Schweiz

22 Verletzte bei Zusammenstössen zwischen Kurden und Türken in Bern: Neues Video zeigt die Szenen vor der Amokfahrt

Am Samstagnachmittag ist es nach einer Kundgebung zu gewalttätigen Auseinandersetzungen zwischen Kurden Türken gekommen. Dabei wurden fast zwei Dutzend Personen verletzt. Eine längere Version des Videos von gestern zeigt, was vor der Amokfahrt abgelaufen ist. 

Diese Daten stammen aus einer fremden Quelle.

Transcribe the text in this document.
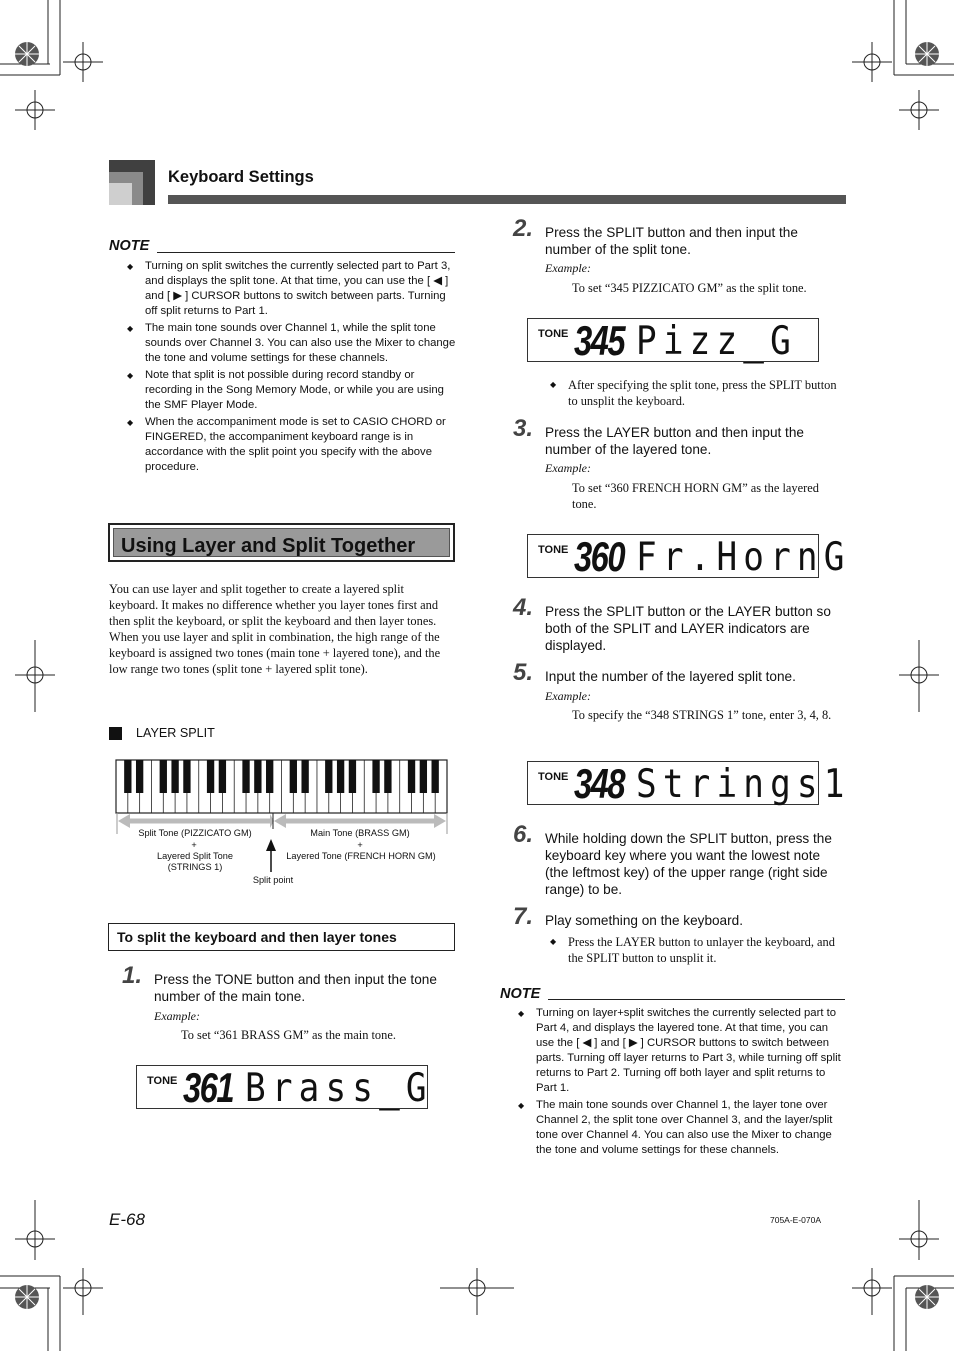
Keyboard Settings
NOTE
◆ Turning on split switches the currently selected part to Part 3, and displays the split tone. At that time, you can use the [ ◀ ] and [ ▶ ] CURSOR buttons to switch between parts. Turning off split returns to Part 1.
◆ The main tone sounds over Channel 1, while the split tone sounds over Channel 3. You can also use the Mixer to change the tone and volume settings for these channels.
◆ Note that split is not possible during record standby or recording in the Song Memory Mode, or while you are using the SMF Player Mode.
◆ When the accompaniment mode is set to CASIO CHORD or FINGERED, the accompaniment keyboard range is in accordance with the split point you specify with the above procedure.
Using Layer and Split Together
You can use layer and split together to create a layered split keyboard. It makes no difference whether you layer tones first and then split the keyboard, or split the keyboard and then layer tones. When you use layer and split in combination, the high range of the keyboard is assigned two tones (main tone + layered tone), and the low range two tones (split tone + layered split tone).
LAYER SPLIT
Split Tone (PIZZICATO GM)	Main Tone (BRASS GM)
+	+
Layered Split Tone
(STRINGS 1)
Layered Tone (FRENCH HORN GM)
Split point
To split the keyboard and then layer tones
1. Press the TONE button and then input the tone number of the main tone.
Example:
To set “361 BRASS GM” as the main tone.
TONE 361 Brass_G
2. Press the SPLIT button and then input the number of the split tone.
Example:
To set “345 PIZZICATO GM” as the split tone.
TONE 345 Pizz_G
◆ After specifying the split tone, press the SPLIT button to unsplit the keyboard.
3. Press the LAYER button and then input the number of the layered tone.
Example:
To set “360 FRENCH HORN GM” as the layered tone.
TONE 360 Fr.HornG
4. Press the SPLIT button or the LAYER button so both of the SPLIT and LAYER indicators are displayed.
5. Input the number of the layered split tone.
Example:
To specify the “348 STRINGS 1” tone, enter 3, 4, 8.
TONE 348 Strings1
6. While holding down the SPLIT button, press the keyboard key where you want the lowest note (the leftmost key) of the upper range (right side range) to be.
7. Play something on the keyboard.
◆ Press the LAYER button to unlayer the keyboard, and the SPLIT button to unsplit it.
NOTE
◆ Turning on layer+split switches the currently selected part to Part 4, and displays the layered tone. At that time, you can use the [ ◀ ] and [ ▶ ] CURSOR buttons to switch between parts. Turning off layer returns to Part 3, while turning off split returns to Part 2. Turning off both layer and split returns to Part 1.
◆ The main tone sounds over Channel 1, the layer tone over Channel 2, the split tone over Channel 3, and the layer/split tone over Channel 4. You can also use the Mixer to change the tone and volume settings for these channels.
E-68	705A-E-070A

13.09.15, 12:01 13.09.15, 14:25

Als sich am Samstag Sympathisanten von Erdogans Regierungspartei in Bern zu einer offiziell bewilligten Kundgebung versammelten, startete eine Gruppe Kurden eine unbewilligte Gegendemonstration. Die Kantonspolizei versuchte die beiden Gruppierungen zu trennen, doch es kam zu gewaltsamen Auseinandersetzungen. Dabei fuhr ein Auto in eine Menschenmenge und verletzte fünf Personen. Insgesamt gab es 22 Verletzte, darunter fünf Polizisten, schreibt die Kapo Bern heute Sonntag in ihrem Communiqué.

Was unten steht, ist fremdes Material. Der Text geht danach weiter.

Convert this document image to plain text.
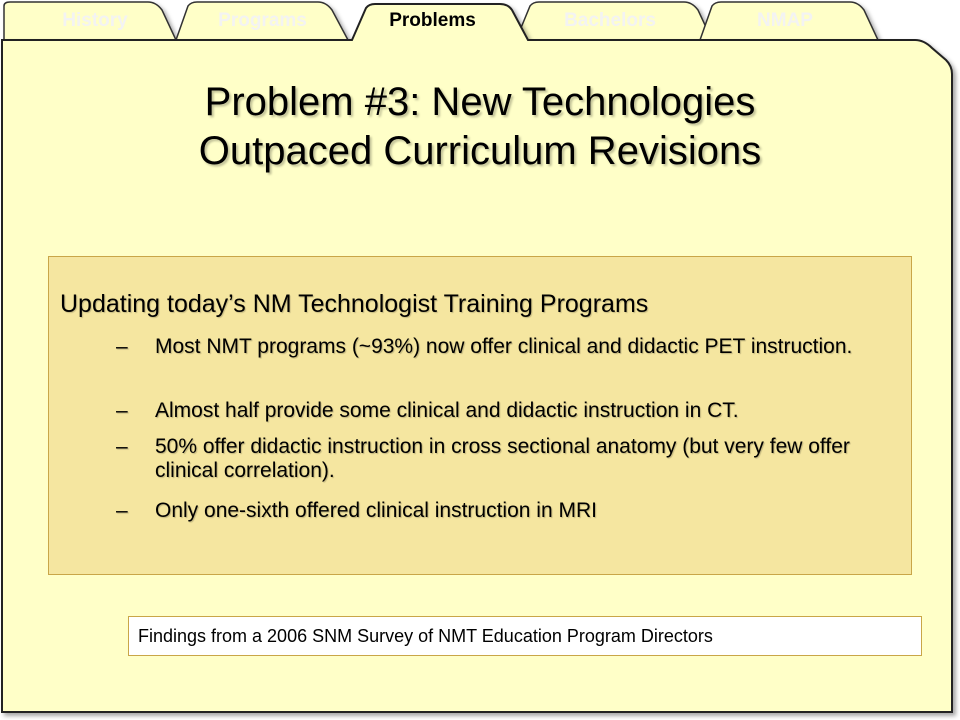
History	Programs	Problems	Bachelors	NMAP
Problem #3: New Technologies
Outpaced Curriculum Revisions
Updating today’s NM Technologist Training Programs
–	Most NMT programs (~93%) now offer clinical and didactic PET instruction.
–	Almost half provide some clinical and didactic instruction in CT.
–	50% offer didactic instruction in cross sectional anatomy (but very few offer clinical correlation).
–	Only one-sixth offered clinical instruction in MRI
Findings from a 2006 SNM Survey of NMT Education Program Directors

Das Video von gestern: Ein Autofahrer rast in eine Menschenmenge.
Video: keystone

Eine längere Version des gestern veröffentlichten Videos zeigt, was sich vor der Amokfahrt abgespielt hat:

Am Rande der Demonstration kam es in der Innenstadt immer wieder zu Prügeleien, wie hier (unverifizierte Quelle)
Facebook

Warum wurde die Demonstration erlaubt?

Warum wurde die Demonstration erlaubt? «Grundsätzlich hat jeder das Recht auf eine Kundgebung», sagt Polizeiinspektor Marc Heeb aus Bern auf Anfrage von watson. «Solange der Bund eine Gruppierung nicht offiziell verbietet, haben wir keine gesetzliche Grundlage, ein Gesuch abzulehnen.» Doch auch die Polizei muss grünes Licht für eine Kundgebung geben. 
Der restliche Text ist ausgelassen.